Your Home source control repository
To handle my private Go-, C- Vue- or other project repositories, I don't like to import them to a public Github repository. I had a look to alternatives for Github. After some experiences with different repositories At the very beginning of my job time I worked with different source control tools. There were some developed in the company, later CVS and SVN was used. Finally the company used GIT to handle the sources.
The handling of Git pulling the complete source tree into the user space and working with own branches works very well.
Long before working with Github I found and worked with gitea.
GIT
Early in the past I worked with different approaches of source control repositories. I worked and handle different programming languages like C, shell scripting, Perl or Java. The main topic need to work with branches to develop your own part of a bigger peace without influence others. This was possible with SVN but the best it was handled by Git. In the past each change in the repository need to be send abroad the network. No local or distributed development was possible like it is with Linux kernel or even Home Office. Creating your own versions and branches to handle special stages of the development is an additional benefit of Git.

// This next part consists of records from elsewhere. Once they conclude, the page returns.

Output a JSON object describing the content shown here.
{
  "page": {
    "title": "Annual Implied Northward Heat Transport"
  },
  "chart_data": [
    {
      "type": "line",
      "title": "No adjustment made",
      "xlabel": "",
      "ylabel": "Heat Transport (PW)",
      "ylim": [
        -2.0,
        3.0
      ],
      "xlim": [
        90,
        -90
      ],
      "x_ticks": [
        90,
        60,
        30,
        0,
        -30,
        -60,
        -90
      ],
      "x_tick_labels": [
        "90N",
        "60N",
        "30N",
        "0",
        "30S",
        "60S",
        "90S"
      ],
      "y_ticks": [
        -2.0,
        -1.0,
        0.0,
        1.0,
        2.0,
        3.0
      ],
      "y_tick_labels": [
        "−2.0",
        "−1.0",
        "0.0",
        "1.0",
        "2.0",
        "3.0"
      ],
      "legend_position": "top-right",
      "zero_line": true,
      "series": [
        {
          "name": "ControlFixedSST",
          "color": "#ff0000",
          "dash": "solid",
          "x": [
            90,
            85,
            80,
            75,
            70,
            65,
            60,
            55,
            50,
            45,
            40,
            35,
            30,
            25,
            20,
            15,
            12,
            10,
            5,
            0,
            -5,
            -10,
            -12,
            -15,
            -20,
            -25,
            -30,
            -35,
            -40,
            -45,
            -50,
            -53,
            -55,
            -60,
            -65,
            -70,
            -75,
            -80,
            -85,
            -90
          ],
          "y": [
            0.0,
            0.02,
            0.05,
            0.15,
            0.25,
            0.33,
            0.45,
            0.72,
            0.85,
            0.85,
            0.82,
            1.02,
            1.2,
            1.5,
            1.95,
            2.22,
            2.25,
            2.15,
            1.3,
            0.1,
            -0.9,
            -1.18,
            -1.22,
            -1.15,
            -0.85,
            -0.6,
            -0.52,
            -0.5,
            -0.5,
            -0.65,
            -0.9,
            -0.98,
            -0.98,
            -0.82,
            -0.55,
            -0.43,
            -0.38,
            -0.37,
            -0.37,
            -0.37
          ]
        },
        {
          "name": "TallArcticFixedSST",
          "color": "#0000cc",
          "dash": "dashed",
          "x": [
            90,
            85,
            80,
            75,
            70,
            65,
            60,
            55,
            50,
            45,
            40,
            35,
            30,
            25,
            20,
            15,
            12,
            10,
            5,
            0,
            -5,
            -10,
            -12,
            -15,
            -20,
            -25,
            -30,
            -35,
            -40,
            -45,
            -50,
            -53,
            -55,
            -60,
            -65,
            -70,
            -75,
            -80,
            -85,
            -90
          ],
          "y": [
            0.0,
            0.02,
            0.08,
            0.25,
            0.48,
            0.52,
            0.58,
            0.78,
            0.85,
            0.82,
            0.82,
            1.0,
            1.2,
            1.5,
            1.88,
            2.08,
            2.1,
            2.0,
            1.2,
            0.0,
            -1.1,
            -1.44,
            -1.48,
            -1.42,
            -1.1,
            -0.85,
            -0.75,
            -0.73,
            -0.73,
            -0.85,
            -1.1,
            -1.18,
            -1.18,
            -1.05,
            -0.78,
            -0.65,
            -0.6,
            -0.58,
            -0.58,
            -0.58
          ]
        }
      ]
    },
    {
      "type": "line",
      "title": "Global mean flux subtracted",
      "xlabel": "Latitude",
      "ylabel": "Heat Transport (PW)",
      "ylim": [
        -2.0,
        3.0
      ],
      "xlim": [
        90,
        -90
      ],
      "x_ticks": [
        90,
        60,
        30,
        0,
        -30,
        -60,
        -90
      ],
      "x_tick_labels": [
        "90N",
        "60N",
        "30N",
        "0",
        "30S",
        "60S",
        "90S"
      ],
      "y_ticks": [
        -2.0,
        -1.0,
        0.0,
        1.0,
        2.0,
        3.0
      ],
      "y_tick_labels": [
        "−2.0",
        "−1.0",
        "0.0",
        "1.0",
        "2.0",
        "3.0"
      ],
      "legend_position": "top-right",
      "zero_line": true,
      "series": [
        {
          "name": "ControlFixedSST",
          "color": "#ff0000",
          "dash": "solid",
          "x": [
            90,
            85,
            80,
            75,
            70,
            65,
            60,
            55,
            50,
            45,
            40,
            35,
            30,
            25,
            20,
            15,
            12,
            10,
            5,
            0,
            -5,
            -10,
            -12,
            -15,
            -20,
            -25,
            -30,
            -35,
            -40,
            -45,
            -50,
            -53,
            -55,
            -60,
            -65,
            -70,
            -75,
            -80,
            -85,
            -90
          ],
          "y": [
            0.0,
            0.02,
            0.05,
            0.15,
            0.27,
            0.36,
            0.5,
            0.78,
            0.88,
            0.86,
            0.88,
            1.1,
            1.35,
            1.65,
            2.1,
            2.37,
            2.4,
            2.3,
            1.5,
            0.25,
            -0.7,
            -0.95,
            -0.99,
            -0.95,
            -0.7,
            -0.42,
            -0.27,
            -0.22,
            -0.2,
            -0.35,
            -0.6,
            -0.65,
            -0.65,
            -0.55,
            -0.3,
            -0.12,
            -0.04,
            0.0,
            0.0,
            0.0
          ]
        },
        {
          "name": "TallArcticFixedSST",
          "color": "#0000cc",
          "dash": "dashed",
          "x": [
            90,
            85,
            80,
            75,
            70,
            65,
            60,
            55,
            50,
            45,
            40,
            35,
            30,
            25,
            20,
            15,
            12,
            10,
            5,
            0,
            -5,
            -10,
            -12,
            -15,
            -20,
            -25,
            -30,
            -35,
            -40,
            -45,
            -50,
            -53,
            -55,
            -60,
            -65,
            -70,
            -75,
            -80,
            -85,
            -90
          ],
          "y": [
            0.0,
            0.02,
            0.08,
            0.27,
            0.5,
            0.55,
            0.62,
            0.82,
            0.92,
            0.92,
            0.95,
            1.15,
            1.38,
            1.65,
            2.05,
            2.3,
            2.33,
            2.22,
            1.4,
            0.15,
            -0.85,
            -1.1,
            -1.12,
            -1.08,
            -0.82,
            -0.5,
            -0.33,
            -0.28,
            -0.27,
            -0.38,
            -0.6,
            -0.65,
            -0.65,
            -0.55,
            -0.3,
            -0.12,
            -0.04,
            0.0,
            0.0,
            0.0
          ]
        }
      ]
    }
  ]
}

Git was stable and got it's high usage because hard disc space is getting cheap. Instead sending the commmit to an remote server it is possible to prepare and test it locally. If ready you can send the overall branch to an remote service handling as a central repository. This Git application was developed by Linus Torwald. The development of Linux is not handled in a central company but was developed by developers distributed around the world. With this central local infrastructure containing history, changes and possible own branches was a evolution in development. Git is getting a standard that time.
Gitea
Gitea is a public source control repository server. The Server will maintain the GIT repositories and provides a graphical User Interface GUI. It is possible to quickly create the source repository, backup or integrate them in a CI/CD pipeline very quickly. It is possible to review branches and their history in an web-based UI. In summary Gitea helps to
1) create a central services storing your source as an repositories 2) CI/CD service can be triggered listening to the server for changes 3) Analysis of problems can be made in the web-UI of Gitea checking history or changes
The Gitea server needs a mariaDB Datenbank for User management and to store metadata. Both, Gitea and Mariadb, I run it inside a Podman Pod. This is an example YAML file defining the Gitea Pod:
# Save the output of this file and use kubectl create -f to import
# it into Kubernetes.
#
# Created with podman-3.4.2
apiVersion: v1
kind: Service
metadata:
creationTimestamp: "2022-04-10T09:22:40Z"
labels:
app: gitea
name: gitea
spec:
ports:
- name: "22"
nodePort: 30610
port: 22
targetPort: 22
- name: "3000"
nodePort: 31999
port: 3000
targetPort: 3000
selector:
app: gitea
type: NodePort
---
apiVersion: v1
kind: Pod
metadata:
creationTimestamp: "2022-04-10T09:22:40Z"
labels:
app: gitea
name: gitea_pod
spec:
containers:
- image: docker.io/gitea/gitea:1.23.8
name: gitea
ports:
- containerPort: 22
hostPort: 2422
- containerPort: 3000
hostPort: 3000
securityContext:
capabilities:
drop:
- CAP_MKNOD
- CAP_NET_RAW
- CAP_AUDIT_WRITE
volumeMounts:
- mountPath: /var/lib/mysql
name: gitea_dbdata-pvc
- mountPath: /var/lib/backup
name: gitea_dbbackup-pvc
volumes:
- hostPath:
path: /gitea/gitea-data/gitea/data
type: Directory
name: gitea_giteadata-pvc
- hostPath:
path: /gitea/gitea-data/gitea/db
type: Directory
name: gitea_dbdata-pvc
- hostPath:
path: /gitea/gitea-data/gitea/backup
type: Directory
name: gitea_dbbackup-pvc
The podman command to start the server looks like that
podman play kube gitea.yaml
You can access the service using the host and port 3000:
http://<host auf dem gitea läuft>:3000
It is very easy to create a new repository or handle permissions for the same. It describe how to initial check in the new repositories.